The theme for this year’s event is Health Professionals Against Tobacco – Action and Answers.
‘The real significance of this theme is that healthcare professionals can play a big part in the fight against tobacco, whether in the legislative arena or through helping people quit smoking or as role models,’ Ms Sanders said.
In addition, she is a member of the Ministry of Health Services-appointed steering committee to develop a tobacco act for the Cayman Islands.
‘We have been working very hard on legislation and are hopefully quite close to having a draft and being able to present it and talk about it,’ Ms Sanders said.
The Public Health Department has been providing special information packets ahead of the event and has planned several activities on the day, according to Therese Prelay, health promotions officer for the PHD.
The PHD has sent information packages to schools, distributed brochures, and provided posters to doctors’ offices, schools and local retailers encouraging people not to smoke for the day.

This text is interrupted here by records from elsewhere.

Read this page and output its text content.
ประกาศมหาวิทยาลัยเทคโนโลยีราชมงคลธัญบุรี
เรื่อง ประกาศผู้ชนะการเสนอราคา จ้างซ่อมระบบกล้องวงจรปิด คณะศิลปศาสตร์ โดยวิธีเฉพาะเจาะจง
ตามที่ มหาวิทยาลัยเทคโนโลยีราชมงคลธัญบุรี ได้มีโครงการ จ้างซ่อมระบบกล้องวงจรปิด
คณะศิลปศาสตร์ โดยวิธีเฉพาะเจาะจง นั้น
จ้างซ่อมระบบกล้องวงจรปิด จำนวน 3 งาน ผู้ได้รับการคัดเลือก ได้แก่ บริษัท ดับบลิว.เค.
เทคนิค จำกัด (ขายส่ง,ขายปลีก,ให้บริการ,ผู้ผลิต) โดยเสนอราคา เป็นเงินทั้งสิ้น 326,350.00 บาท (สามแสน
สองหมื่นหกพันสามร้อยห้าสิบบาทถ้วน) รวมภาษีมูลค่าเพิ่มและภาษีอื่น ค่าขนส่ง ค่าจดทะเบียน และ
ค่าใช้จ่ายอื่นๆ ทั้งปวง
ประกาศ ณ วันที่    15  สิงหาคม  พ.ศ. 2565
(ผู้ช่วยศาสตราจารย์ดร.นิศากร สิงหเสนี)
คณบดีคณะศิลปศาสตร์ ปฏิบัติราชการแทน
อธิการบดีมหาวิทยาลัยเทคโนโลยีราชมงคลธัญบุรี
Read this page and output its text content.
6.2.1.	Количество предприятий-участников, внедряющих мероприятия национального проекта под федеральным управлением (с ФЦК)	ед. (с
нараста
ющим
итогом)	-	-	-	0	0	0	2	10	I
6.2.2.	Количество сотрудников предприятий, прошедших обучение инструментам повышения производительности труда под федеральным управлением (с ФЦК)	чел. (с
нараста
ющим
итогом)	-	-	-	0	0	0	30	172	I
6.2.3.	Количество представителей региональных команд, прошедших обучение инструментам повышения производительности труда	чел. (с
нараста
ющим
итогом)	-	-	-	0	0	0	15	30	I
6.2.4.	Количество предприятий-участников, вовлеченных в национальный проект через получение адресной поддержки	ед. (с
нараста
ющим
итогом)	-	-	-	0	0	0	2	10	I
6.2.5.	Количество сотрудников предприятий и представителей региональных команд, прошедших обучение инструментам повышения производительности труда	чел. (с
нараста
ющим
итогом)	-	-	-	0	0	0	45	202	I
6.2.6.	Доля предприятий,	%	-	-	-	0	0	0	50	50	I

Ms Prelay and Ms Sanders will also be interviewed by Barrie Quappe on Rooster 101.9’s Cayman Crosstalk between 8am and 9am today.
Educating the public is key, according to Ms Prelay.
‘It is hoped that awareness will be created so that residents will gain an appreciation from the information being disseminated, that smoking kills,’ she said.
Ms Prelay cited WHO statistics categorising tobacco as the second major cause of death in the world, responsible for one out of 10 fatalities.
According to WHO, by the year 2020, 10 million people a year will die from tobacco, if current smoking patterns continue.
‘The PHD wants to promote an environment where non-smoking is the norm among residents and non-residents alike,’ Ms Prelay said.